In a departure from the Obama administration’s position, the Trump administration views such tests as a violation of the spirit of the deal.

Opponents of the deal also argue that it ignores the many other threats that Iran poses. Iran is known to support terrorist groups and to inflame sectarian rifts in neighboring states like Iraq and Bahrain. Many fear that without sanctions from the West, Iran will have more resources to use for these purposes. They worry that a wealthier Iran will be a more powerful and dangerous Iran.

But in Iran’s own region, the situation is much more dangerous. Iran is currently locked in a rivalry with hostile Sunni states, and especially with Saudi Arabia. If Iran were to go nuclear, countries like Saudi Arabia might start their own weapons programs or seek stronger U.S. assurances on their security.

A large metal cylinder sits in the foreground of a complicated and dense room.

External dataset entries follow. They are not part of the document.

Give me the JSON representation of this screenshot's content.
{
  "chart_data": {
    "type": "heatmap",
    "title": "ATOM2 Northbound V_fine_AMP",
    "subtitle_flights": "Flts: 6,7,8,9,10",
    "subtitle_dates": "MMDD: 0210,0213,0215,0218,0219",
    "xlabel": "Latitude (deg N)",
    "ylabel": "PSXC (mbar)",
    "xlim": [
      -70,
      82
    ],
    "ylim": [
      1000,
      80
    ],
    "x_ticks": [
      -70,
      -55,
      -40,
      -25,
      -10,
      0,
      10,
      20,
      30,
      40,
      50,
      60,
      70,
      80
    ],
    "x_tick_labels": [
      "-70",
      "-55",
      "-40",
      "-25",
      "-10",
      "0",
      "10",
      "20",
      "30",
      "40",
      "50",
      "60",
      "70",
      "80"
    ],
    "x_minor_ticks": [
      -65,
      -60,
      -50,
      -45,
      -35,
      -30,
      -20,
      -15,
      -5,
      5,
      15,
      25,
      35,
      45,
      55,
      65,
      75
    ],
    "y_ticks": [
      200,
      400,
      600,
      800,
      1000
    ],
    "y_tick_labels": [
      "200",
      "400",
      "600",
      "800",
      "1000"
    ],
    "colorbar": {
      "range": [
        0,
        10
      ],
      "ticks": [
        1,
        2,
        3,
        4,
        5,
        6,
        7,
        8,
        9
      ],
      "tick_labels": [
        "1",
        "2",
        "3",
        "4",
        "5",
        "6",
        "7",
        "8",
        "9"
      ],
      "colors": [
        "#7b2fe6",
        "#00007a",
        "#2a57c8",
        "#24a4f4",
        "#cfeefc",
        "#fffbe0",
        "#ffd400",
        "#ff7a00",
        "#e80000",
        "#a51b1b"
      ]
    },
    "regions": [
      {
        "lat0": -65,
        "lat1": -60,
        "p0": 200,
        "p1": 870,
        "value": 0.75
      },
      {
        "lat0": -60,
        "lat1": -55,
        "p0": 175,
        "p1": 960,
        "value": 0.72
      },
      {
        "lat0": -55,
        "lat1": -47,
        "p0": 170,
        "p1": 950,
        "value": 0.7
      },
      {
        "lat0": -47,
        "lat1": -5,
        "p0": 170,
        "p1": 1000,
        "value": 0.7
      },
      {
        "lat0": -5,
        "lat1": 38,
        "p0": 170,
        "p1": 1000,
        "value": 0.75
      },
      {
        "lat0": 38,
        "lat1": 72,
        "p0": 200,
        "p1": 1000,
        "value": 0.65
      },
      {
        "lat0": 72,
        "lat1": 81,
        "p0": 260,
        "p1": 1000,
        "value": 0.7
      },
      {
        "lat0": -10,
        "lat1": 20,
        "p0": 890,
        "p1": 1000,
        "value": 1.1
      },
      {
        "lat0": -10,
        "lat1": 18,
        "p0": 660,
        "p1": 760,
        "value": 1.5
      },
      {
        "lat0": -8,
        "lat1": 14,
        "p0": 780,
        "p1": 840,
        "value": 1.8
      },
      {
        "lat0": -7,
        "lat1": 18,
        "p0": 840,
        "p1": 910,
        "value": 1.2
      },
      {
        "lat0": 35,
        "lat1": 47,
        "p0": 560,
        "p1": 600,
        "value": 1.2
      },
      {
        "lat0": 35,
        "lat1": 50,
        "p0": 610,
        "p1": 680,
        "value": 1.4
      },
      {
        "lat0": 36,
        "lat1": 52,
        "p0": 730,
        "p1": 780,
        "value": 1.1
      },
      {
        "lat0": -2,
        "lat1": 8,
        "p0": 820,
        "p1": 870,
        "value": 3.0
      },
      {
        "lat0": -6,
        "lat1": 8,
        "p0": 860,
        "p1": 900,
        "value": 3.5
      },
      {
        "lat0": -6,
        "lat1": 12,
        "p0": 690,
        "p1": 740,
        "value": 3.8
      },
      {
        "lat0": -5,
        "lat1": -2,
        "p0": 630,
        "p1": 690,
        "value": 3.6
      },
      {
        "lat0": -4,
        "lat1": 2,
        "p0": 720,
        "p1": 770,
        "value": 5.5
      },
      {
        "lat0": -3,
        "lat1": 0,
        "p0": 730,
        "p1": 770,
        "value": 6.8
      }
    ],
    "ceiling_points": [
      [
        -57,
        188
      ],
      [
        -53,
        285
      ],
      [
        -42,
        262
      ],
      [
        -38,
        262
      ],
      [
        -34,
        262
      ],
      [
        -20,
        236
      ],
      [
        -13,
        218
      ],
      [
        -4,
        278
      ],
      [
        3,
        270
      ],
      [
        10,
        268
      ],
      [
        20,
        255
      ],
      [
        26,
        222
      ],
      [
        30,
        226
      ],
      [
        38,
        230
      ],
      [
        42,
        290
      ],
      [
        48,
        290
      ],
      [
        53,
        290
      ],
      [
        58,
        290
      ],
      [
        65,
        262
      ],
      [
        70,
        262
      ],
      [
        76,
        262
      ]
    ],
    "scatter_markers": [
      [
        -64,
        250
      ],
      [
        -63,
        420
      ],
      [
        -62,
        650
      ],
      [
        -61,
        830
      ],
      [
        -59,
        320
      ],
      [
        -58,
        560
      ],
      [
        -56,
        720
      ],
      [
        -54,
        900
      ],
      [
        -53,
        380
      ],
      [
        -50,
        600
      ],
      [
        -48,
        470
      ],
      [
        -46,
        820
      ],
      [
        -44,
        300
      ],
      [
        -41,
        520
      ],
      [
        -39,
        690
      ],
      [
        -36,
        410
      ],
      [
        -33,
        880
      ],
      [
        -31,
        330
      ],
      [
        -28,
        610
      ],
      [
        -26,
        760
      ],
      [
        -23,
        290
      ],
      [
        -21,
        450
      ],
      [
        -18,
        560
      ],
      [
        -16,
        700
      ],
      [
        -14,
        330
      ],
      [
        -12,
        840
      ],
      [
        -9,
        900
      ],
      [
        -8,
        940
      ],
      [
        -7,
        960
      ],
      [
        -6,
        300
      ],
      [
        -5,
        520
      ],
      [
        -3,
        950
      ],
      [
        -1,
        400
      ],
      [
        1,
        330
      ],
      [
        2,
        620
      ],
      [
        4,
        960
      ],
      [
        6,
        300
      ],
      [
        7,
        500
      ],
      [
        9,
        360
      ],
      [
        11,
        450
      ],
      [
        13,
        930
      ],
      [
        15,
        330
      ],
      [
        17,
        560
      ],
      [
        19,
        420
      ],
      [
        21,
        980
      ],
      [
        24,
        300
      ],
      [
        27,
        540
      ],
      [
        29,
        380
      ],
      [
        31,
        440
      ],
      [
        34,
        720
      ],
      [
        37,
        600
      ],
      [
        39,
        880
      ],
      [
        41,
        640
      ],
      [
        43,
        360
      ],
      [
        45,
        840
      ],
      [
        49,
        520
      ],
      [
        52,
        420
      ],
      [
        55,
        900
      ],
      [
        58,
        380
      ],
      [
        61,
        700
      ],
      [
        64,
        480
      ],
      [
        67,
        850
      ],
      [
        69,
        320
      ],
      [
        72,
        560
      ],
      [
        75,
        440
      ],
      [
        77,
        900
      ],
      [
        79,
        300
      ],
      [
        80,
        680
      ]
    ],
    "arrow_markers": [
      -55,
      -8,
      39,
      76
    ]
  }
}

A view of the Bushehr Nuclear Power Plant in Iran. Iran is still uncomfortably close to being able to develop a nuclear weapon.

Mohsen Shandiz/Getty Images

The Iran deal is a critical piece in the current structure of global nuclear non-proliferation. Although the deal isn’t perfect, it has checked Iranian nuclear ambitions for now, and it has helped create a climate where Iran’s rivals do not feel pressured to develop their own nuclear weapons programs. If the deal falls apart as a result of the U.S. withdrawal, the world will be a much more dangerous place.